Засада по старой памяти подошёл к нам с Брундзой. Стояли на какой-то большой площади, арка с конями, в общем — не знаю, где это, Берлин мне не знаком.
— Мужики! Жестоко, неспортивно… И справедливо. Нас предупредили, что русские не победят ни в коем случае. Но что кирпичом в стекло… Пшепрашам. За всех нас извиняюсь и прошу понять.
— Надеюсь, что высокое начальство договорится, чтоб больше не хулиганили. Не выводить же армию на улицы при каждой международной гонке!
— Ты прав, Серж. Но сделали вы это зря. Подстегнули недовольство оккупацией и социалистическим режимом.
Он ушёл. Я видел, что литовец скорее согласится с поляком, чем с генералом, бросившим на гонку ВАИ, и увёл разговор в другую сторону.
В столице Восточной Германии мы провели два дня. Смотались на экскурсию по городу, в ноябре не радующему глаз, отоварили марки в магазинах, я прикупил кассеты к магнитофону «Грундиг», приобретённому на чеки с прошлого ралли, водители проверили машины и тронулись в обратный путь. Поскольку шли колонной, и риск нападения был невелик, я снова посадил за руль Валентину — до Бреста. Ваня, узнав о таком решении, безропотно отправился в «икарус» со словами — и вам интимнее, и мне спокойнее.
На «интимные» темы заговорили всего раз, уже ближе к Бяла Подляске.
— Серёжа, ты правда задумался, что я могла получить кирпичом по сопатке? Спасибо. Тронута.
— Командир экипажа отвечает за весь экипаж. Кирпич мог угодить в любого из нас. Ты хоть и не в протоколе, но когда в машине — тоже экипаж. Только не спрашивай, кто мне дороже — ты или штурман, хорошо?
— Хорошо! — ответила она, удовлетворённая ответом, пусть неполным, я умолчал, что больше всего пострадал бы и расстроился, попади кирпич в мою физиономию.
А так больше трепались на бытовые темы. Как Валентина осталась одна, что вряд ли рассчитывала на чью-то помощь, спасибо, что старый папин друг оказал протекцию в команду МАЗа.
— Вышла бы замуж в Вильнюсе, осталась бы там, гоняла на самых быстрых в мире «жигулях».

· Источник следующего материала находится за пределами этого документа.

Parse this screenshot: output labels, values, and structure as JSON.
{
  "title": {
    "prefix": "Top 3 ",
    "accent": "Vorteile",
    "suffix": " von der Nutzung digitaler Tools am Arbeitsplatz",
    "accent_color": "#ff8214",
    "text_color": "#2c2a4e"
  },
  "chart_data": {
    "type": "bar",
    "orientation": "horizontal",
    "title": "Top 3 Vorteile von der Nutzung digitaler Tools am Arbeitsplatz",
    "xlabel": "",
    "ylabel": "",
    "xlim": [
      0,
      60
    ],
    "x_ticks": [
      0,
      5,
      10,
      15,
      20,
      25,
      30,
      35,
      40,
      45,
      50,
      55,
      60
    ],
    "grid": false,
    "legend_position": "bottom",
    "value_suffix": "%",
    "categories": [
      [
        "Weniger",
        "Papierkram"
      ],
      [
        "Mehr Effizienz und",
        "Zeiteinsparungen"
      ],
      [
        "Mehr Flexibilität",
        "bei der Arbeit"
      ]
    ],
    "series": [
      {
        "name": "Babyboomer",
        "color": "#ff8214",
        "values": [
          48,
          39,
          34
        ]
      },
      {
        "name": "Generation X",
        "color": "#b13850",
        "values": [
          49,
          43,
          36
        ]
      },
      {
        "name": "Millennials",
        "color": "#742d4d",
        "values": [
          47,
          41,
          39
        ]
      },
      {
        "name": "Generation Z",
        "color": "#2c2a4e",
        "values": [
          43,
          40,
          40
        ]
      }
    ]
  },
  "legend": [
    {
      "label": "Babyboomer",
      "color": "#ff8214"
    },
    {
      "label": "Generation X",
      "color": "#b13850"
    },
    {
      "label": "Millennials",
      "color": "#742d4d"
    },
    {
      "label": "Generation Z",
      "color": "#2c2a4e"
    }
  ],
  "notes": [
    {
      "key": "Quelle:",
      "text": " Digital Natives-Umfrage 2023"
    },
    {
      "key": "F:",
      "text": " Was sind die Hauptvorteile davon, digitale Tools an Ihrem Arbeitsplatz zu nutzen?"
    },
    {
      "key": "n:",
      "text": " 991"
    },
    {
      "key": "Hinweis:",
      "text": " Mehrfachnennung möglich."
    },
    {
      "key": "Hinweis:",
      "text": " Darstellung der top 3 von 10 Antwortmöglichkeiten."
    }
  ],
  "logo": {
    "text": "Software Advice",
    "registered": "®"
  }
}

— Был роман с гонщиком… С женатым. Поэтому бесперспективный.
За Брестом я пересел за баранку, и так докатили до Минска. Сам в штурманском бдел, не доверяя водительнице. Валя, умостившись справа, моментально уснула на штурманском и очнулась только за Столбцами, засмущалась, в знак искупления вины налила мне кофе из термоса и покормила бутербродом.
Прямо семейная идиллия! Но мы — не семья.